Yes, Paul thought, okay. “Do I get to call a—?”
“You know why it spells that, Paul?” the bird-watcher interrupted him. “Can you guess?”
“No. Yes.”
“ No. Yes. Which is it?”
“Excuse me. Can I call a lawyer?”
“Sure you can call a lawyer. How about Miles Goldstein ? He’s a lawyer, isn’t he?”
Paul didn’t answer. The bird-watcher had shed his glasses, and with them any suggestion he was involved in the gentle and scholarly pursuit of ornithology.
I watch other things.
“Paul, I asked you a question. Perhaps you’re not familiar with the dynamics of DEA interrogation. That’s okay. I’ll explain. We ask. You answer. It’s pretty simple. So what do you say—we clear on this?”
Paul nodded.
“Great. Terrific. So what did I ask you before? Hey, Tom, you remember what I asked Paul?” He was addressing the man lurking behind him. Paul turned to peek, but immediately felt the man’s arm on his shoulder forcefully turning him back.
“You asked him if Miles Goldstein was a lawyer,” Tom said.
“Yes,” Paul answered. “He’s a lawyer.”
“Wrong,” the bird-watcher said.
“He’s an adoption—”
“Wrong.”
“We went to him because—”
“Wrong. Miles Goldstein is not a lawyer.”
Paul shrugged, stuttered—he felt like the dumb and picked-on student unable to divine the right answer.

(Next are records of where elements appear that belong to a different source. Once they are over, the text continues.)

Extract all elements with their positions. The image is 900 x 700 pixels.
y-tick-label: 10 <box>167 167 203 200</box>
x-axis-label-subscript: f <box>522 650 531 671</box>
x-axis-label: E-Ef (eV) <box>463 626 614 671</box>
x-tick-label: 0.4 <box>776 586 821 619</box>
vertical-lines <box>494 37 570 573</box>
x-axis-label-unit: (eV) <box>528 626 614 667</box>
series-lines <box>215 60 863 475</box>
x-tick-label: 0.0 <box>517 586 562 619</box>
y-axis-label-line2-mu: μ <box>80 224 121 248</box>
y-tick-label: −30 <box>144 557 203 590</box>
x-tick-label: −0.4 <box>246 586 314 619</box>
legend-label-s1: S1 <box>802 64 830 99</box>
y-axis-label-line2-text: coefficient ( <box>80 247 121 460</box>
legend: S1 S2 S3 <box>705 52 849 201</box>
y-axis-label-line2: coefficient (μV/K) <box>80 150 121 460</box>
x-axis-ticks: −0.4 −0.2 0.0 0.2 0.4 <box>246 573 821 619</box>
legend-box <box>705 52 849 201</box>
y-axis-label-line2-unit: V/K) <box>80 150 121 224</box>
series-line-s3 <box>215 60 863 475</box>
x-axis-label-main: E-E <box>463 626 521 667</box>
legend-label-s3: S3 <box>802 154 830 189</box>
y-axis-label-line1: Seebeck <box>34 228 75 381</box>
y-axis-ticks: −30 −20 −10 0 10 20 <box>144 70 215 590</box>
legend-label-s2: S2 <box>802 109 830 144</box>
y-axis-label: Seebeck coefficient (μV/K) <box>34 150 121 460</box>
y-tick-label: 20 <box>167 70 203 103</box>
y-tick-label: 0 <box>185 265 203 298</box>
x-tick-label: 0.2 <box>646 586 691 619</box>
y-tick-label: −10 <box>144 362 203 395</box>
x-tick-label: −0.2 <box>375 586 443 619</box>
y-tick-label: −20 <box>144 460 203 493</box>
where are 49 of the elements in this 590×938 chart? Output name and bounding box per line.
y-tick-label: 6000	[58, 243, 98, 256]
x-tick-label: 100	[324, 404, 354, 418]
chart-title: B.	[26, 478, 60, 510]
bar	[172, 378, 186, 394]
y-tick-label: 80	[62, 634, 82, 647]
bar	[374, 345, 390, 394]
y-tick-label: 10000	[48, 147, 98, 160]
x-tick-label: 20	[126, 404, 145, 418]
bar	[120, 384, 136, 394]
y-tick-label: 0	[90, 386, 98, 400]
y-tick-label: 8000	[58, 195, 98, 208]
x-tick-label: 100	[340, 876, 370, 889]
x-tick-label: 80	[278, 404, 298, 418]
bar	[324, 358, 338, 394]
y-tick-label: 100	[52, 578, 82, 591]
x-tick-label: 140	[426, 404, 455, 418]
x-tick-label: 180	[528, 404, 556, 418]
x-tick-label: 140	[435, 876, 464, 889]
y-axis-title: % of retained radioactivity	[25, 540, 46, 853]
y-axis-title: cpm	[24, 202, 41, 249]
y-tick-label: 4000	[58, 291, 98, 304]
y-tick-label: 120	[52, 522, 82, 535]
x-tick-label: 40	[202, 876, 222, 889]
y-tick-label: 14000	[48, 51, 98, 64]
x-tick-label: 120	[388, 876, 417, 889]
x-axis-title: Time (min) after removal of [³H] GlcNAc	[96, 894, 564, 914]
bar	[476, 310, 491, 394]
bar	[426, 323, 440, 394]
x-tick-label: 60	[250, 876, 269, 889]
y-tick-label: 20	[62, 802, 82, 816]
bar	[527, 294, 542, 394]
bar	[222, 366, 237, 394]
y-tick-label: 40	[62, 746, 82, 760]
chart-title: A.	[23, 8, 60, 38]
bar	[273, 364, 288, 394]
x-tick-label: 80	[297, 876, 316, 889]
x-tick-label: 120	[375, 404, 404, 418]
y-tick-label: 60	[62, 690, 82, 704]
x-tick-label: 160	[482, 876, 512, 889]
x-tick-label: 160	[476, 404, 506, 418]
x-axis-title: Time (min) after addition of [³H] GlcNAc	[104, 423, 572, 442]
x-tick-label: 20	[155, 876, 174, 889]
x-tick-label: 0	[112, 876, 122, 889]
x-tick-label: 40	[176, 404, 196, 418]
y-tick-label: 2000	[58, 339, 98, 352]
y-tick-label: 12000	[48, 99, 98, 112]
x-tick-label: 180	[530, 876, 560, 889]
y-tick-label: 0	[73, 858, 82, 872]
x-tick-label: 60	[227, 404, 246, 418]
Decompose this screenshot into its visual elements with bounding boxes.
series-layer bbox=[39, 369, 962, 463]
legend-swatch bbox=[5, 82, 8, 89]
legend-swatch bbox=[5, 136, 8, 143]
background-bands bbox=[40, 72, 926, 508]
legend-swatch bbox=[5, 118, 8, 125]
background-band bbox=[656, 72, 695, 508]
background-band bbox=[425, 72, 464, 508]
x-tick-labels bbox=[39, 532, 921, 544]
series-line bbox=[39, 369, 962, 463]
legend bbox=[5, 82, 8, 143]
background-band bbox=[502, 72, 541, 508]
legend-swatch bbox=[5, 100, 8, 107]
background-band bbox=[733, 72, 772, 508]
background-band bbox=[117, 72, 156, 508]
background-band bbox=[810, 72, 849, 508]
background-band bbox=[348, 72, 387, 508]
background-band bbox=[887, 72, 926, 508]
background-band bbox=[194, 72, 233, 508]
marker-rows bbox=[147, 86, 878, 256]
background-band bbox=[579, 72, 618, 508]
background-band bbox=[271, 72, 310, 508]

“Miles Goldstein was a lawyer. Was. His brains are splattered all over his home office. But you know that, Paul. Do we have to review the dynamics of DEA interrogation again?”
“No.”
“No? Okay, Miles Goldstein was a lawyer. What else was Miles Goldstein? Besides a cocksucking Jew bastard. You think Jews have infiltrated the corridors of power, Paul? Do you think they’ve co-opted our foreign policy? Hijacked the banks, corrupted our corporations, polluted our bloodline? You think that, Paul?”